We are interested in understanding how genomes evolve through mutations and evolutionary pressures, and use this understanding to inform research ranging from disease to human ancestry.
We try to understand non-coding functional DNA by analyzing functional genomic data through deep neural networks, to classify tumors using genome-wide signatures obtained from sequencing tumor samples, to describe past demographic events such as population splits, bottlenecks and migrations by analysing modern and ancient whole-genome sequences, and to understand the three-dimensional structure of DNA facilitating interactions between features far apart on the linear genome. We also develop software tools, such as the variant caller Octopus that accurately calls and phases a range of variant types, and we develop methods for decoding Oxford Nanopore long-read sequencing data.
We draw on a range of techniques, mostly from a field known as machine learning. A few examples of tools we use include Bayesian inference to deal with uncertainty in the data, neural networks to learn from complex data in an unsupervised way, particle filters to do inference on complex models, latent Dirichlet analysis to model the hidden structure of data, and computational techniques such as the Burrows-Wheeler transform combining huge compression factors with fast lookups, enabling the analysis of large data sets.
Some projects are described in more detail below.
Gerton Lunter has a PhD in maths, and has worked in bioinformatics since 2002. He has contributed to the 1000 Genomes Project and various primate sequencing projects. In 2014 he co-founded Genomics plc, which analyses large-scale genomic data sets to speed up drug discovery. He divides his time between the company and his research group.
Neural network finds motif determining recombination hotspots
In humans, recombinations do not happen just anywhere in the genome but are focused in so-called recombination hotspots. An analysis identified a 13 bp motif that is enriched in hotspots, which was later shown to be the binding motif of a protein PRDM9 that drives recombination. Recently, the motif was characterized experimentally to high resolution, and a second motif was identified. We set ourselves the goal of identifying these motifs from hotspot data only, using a neural network model. By extending a variational Bayes technique to reduce over-fitting, and making the model respect the reverse-complement symmetry due to the double-stranded nature of DNA, we were able to infer the PRDM9 binding motif to very high resolution.

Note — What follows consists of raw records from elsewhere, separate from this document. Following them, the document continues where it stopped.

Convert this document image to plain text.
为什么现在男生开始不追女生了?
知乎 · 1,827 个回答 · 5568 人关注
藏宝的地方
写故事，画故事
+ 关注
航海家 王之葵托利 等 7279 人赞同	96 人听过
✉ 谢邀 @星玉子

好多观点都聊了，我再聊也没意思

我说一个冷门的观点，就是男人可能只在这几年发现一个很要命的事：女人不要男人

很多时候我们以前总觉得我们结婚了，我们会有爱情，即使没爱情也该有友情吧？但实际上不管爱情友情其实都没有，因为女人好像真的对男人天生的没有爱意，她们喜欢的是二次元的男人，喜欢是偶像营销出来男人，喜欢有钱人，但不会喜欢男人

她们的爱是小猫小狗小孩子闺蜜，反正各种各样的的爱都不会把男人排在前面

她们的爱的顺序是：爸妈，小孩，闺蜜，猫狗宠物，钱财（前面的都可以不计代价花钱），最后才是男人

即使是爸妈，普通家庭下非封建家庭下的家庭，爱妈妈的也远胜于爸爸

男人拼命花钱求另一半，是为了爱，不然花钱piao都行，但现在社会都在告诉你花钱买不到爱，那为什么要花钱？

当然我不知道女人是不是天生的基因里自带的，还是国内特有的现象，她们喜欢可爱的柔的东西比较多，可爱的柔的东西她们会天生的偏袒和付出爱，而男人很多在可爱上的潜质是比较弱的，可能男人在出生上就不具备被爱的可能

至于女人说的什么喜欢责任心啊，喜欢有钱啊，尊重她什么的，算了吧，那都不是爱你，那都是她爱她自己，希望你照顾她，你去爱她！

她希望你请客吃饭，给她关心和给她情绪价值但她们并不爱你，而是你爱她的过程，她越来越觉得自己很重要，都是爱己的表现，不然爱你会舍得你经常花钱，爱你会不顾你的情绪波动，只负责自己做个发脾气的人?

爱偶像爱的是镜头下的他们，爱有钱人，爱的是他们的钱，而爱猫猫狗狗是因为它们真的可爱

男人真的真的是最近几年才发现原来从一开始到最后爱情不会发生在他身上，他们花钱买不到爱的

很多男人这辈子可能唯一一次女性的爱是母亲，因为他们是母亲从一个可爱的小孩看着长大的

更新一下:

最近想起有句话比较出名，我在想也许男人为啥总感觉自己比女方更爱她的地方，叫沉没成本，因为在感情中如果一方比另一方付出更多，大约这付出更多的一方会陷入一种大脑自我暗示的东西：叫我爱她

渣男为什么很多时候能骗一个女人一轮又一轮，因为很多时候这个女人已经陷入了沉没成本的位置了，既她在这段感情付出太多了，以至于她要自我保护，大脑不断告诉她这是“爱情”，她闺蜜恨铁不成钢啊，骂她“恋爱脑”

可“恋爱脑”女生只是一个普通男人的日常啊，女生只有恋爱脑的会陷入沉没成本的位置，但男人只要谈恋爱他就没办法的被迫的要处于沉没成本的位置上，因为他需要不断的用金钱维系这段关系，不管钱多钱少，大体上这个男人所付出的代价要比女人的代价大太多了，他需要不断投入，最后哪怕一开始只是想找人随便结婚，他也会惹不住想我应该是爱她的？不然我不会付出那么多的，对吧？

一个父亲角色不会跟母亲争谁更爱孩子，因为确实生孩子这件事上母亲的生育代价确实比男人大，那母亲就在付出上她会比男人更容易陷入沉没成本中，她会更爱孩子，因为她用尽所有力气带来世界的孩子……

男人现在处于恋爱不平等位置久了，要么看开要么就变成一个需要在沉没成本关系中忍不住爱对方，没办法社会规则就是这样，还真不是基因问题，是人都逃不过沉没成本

Image: Applying a neural network to the task of classifying recombination hotspots and coldspots identifies two motifs to high resolution. One is the classical CCNCCNTNNCCNC motif associated to PRDM9, the other is a novel motif that was recently shown to represent the binding motif of the second half of the PRDM9 zinc-finger DNA binding domain (Altemose et al., eLife 2017;6:e28383
Inference of demography
The pattern of mutations across genomes in a population is shaped by the demographic history of that population, such as the population bottlenecks it has experienced during evolution. While this process is well understood, inferring back demography from observed mutations is complex, as their relationship is highly nonlinear, and single mutations carry exceedingly little information about demographic events. Using a powerful statistical inference technique termed particle filters applied to the genomes of 4 diploid individuals we were able to infer the population size over a wide range of evolutionary times.
Image: Effective population sizes across time for Central European, Chinese (from Beijing) and African (Nigerian) populations. Bottlenecks due to the Out-of-Africa event are seen in the European and Chinese, but not in the African population.

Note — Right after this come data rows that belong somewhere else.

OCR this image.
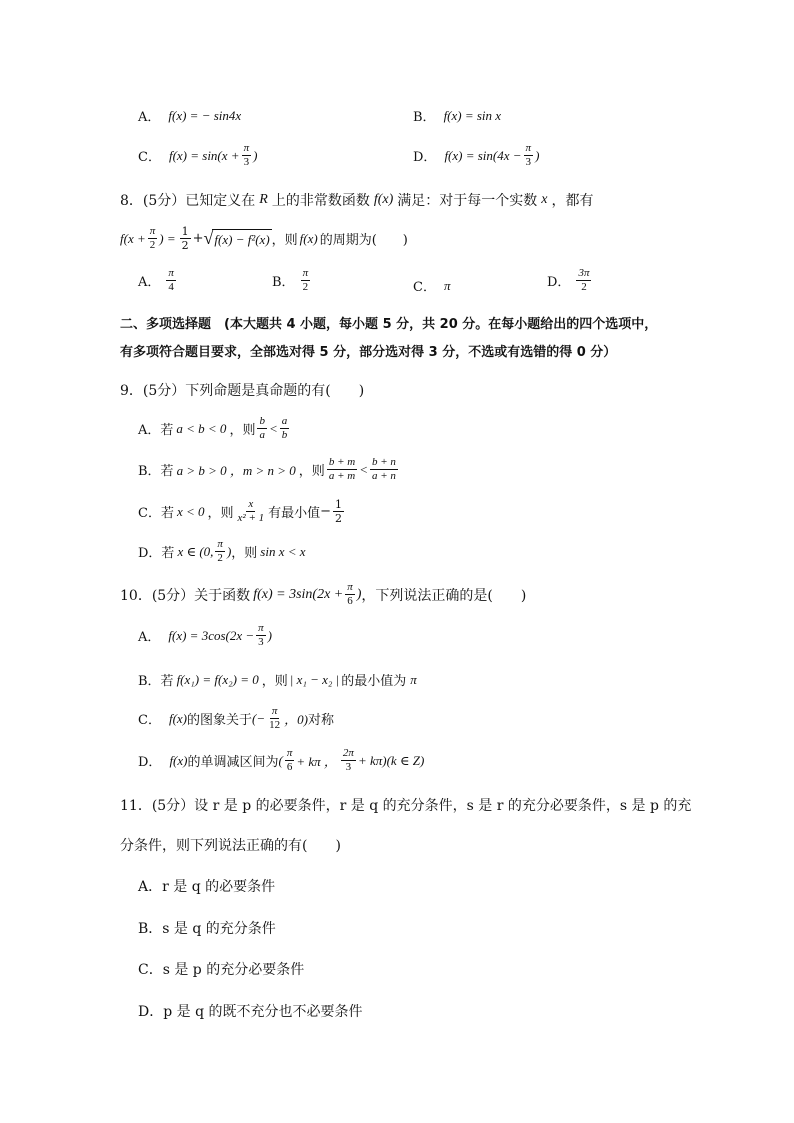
A． f(x) = − sin4x	B． f(x) = sin x
C． $f(x) = \sin(x + \frac{\pi}{3}$ )	D． $f(x) = \sin(4x - \frac{\pi}{3}$ )
8．(5分）已知定义在 R 上的非常数函数 f(x) 满足：对于每一个实数 x ，都有
$f(x + \frac{\pi}{2}$ ) = $\frac{1}{2}$ + √ f(x) − f²(x) ，则 f(x) 的周期为(　　)
A． $\frac{\pi}{4}$	B． $\frac{\pi}{2}$	C． π	D． $\frac{3\pi}{2}$
二、多项选择题　(本大题共 4 小题，每小题 5 分，共 20 分。在每小题给出的四个选项中，
有多项符合题目要求，全部选对得 5 分，部分选对得 3 分，不选或有选错的得 0 分）
9．(5分）下列命题是真命题的有(　　)
A．若 a < b < 0 ，则 $\frac{b}{a} < \frac{a}{b}$
B．若 a > b > 0 ，m > n > 0 ，则 $\frac{b + m}{a + m} < \frac{b + n}{a + n}$
C．若 x < 0 ，则 $\frac{x}{\text{x² + 1}}$ 有最小值 − $\frac{1}{2}$
D．若 x ∈ (0, $\frac{\pi}{2}$ ) ，则 sin x < x
10．(5分）关于函数 $f(x) = 3\sin(2x + \frac{\pi}{6}$ ) ，下列说法正确的是(　　)
A． $f(x) = 3\cos(2x - \frac{\pi}{3}$ )
B．若 f(x₁) = f(x₂) = 0 ，则 | x₁ − x₂ | 的最小值为 π
C． f(x) 的图象关于 (− $\frac{\pi}{12}$ ，0) 对称
D． f(x) 的单调减区间为 ( $\frac{\pi}{6} + k\pi$ ， $\frac{2\pi}{3} + k\pi)(k$ ∈ Z)
11．(5分）设 r 是 p 的必要条件，r 是 q 的充分条件，s 是 r 的充分必要条件，s 是 p 的充
分条件，则下列说法正确的有(　　)
A．r 是 q 的必要条件
B．s 是 q 的充分条件
C．s 是 p 的充分必要条件
D．p 是 q 的既不充分也不必要条件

Building on experience with an earlier tool called Platypus, we have developed a new haplotype-based variant caller Octopus, aimed at accurately detecting both germline and somatic tumor variants from short-read sequencing data. Using Variational Bayes to infer haplotypes and their frequency, it is more accurate than the current state-of-art tool GATK, and is able to accurately identify indel mutations. Novel features include the detection of short inversions, which are more numerous than thought, and the ability to phase mutations.
Image: Comparison of sensitivity and specificity on the Genome in a Bottle (GIAB) validation set.